I will say that reading it now, I’d tone down the jargon even more; for me, de-jargoning is like gradually peeling away the layers of an onion starting with the most blatant and moving towards the slightly opaque. But I think it served the purpose of showing I had some applicable skills and could use them to complete projects.

My fit to this job

The third paragraph was the space where I would explain that I’m switching careers and address my specific fit within the company. It was useful here to read the job ad in detail and peruse the company website, especially the “work with us” or “about us” section. There were some really exciting and different positions where I would write this entire paragraph fresh, but there were also some combinations of company website and job ad that I felt I saw again and again. I’m sure there were real differences between them after meeting the people and getting to the actual work, but it was hard to see from the outside. Here is the example of a pretty generic one:

After spending fifteen years using data in an academic setting, I am ready for my work to have a more direct impact on the people around me. My background gives me an edge with scientific problem solving and communicating complex ideas to a variety of audiences, skills that I can bring to Company X to create data-driven solutions. I am new to a business environment, but I am a fast and eager learner and ready to take on a new challenge.

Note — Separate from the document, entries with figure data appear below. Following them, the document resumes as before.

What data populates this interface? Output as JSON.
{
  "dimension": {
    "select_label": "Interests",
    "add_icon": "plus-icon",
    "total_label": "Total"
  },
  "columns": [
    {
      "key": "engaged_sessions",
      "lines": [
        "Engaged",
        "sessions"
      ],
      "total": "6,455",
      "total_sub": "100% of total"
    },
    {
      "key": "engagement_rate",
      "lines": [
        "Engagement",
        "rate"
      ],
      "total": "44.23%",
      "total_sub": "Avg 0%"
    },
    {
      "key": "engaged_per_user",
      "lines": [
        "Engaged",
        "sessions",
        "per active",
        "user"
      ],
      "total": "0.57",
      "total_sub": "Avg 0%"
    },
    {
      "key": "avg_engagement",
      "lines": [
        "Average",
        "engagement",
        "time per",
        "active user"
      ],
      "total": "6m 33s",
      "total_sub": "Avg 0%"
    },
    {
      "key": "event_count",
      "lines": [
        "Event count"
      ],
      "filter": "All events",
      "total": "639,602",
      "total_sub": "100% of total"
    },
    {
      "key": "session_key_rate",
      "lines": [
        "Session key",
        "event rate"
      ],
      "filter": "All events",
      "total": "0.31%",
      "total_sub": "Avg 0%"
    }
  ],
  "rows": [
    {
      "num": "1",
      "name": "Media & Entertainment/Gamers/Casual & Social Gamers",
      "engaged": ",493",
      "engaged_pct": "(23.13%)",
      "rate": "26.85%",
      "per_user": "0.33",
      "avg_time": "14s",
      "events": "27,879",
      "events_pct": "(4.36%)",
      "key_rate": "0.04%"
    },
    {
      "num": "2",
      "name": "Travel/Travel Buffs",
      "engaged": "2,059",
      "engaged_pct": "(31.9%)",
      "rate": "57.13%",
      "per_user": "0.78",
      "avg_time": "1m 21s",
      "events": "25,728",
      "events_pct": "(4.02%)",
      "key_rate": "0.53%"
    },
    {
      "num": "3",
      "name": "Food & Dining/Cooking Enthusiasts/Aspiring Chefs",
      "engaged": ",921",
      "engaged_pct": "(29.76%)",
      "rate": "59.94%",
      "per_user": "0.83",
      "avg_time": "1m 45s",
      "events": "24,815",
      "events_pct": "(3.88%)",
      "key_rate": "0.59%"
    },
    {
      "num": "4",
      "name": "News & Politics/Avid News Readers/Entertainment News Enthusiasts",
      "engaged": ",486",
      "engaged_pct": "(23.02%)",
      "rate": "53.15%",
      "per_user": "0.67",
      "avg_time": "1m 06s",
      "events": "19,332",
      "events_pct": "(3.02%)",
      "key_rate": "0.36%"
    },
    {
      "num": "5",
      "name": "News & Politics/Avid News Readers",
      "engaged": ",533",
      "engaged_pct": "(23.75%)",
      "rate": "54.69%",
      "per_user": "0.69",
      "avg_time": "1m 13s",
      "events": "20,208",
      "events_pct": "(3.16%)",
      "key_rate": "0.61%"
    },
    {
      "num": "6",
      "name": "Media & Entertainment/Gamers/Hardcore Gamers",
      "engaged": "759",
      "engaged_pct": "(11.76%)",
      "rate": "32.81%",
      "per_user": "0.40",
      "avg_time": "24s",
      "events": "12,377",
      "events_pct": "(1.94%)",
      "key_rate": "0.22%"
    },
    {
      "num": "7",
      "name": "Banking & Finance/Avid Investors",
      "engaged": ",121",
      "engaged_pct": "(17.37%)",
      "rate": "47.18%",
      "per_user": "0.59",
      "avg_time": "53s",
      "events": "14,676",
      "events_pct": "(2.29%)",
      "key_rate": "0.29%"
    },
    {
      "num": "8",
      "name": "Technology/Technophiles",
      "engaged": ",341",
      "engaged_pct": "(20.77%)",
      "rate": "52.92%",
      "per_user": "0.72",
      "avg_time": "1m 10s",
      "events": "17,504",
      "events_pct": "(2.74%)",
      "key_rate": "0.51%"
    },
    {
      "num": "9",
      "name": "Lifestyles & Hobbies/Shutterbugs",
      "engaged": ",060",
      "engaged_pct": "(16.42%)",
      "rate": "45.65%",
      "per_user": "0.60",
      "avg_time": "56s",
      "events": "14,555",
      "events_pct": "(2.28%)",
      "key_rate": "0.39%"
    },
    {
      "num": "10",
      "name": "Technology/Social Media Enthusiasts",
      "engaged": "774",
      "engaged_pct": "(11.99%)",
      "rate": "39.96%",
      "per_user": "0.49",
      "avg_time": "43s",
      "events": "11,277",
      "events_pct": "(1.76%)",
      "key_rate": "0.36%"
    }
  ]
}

Company X didn’t have much about their company culture, and I didn’t have some specific desire to work in Company X’s industry. Usually I can talk about shared values (for me, these are: feedback culture, teamwork, employee education), and for a few jobs I could get excited about their goals or industry (education, music, women-focused, eco/green). But this minimal example acknowledges that I have a different background than their usual candidate might, but why I am interested in the role anyhow.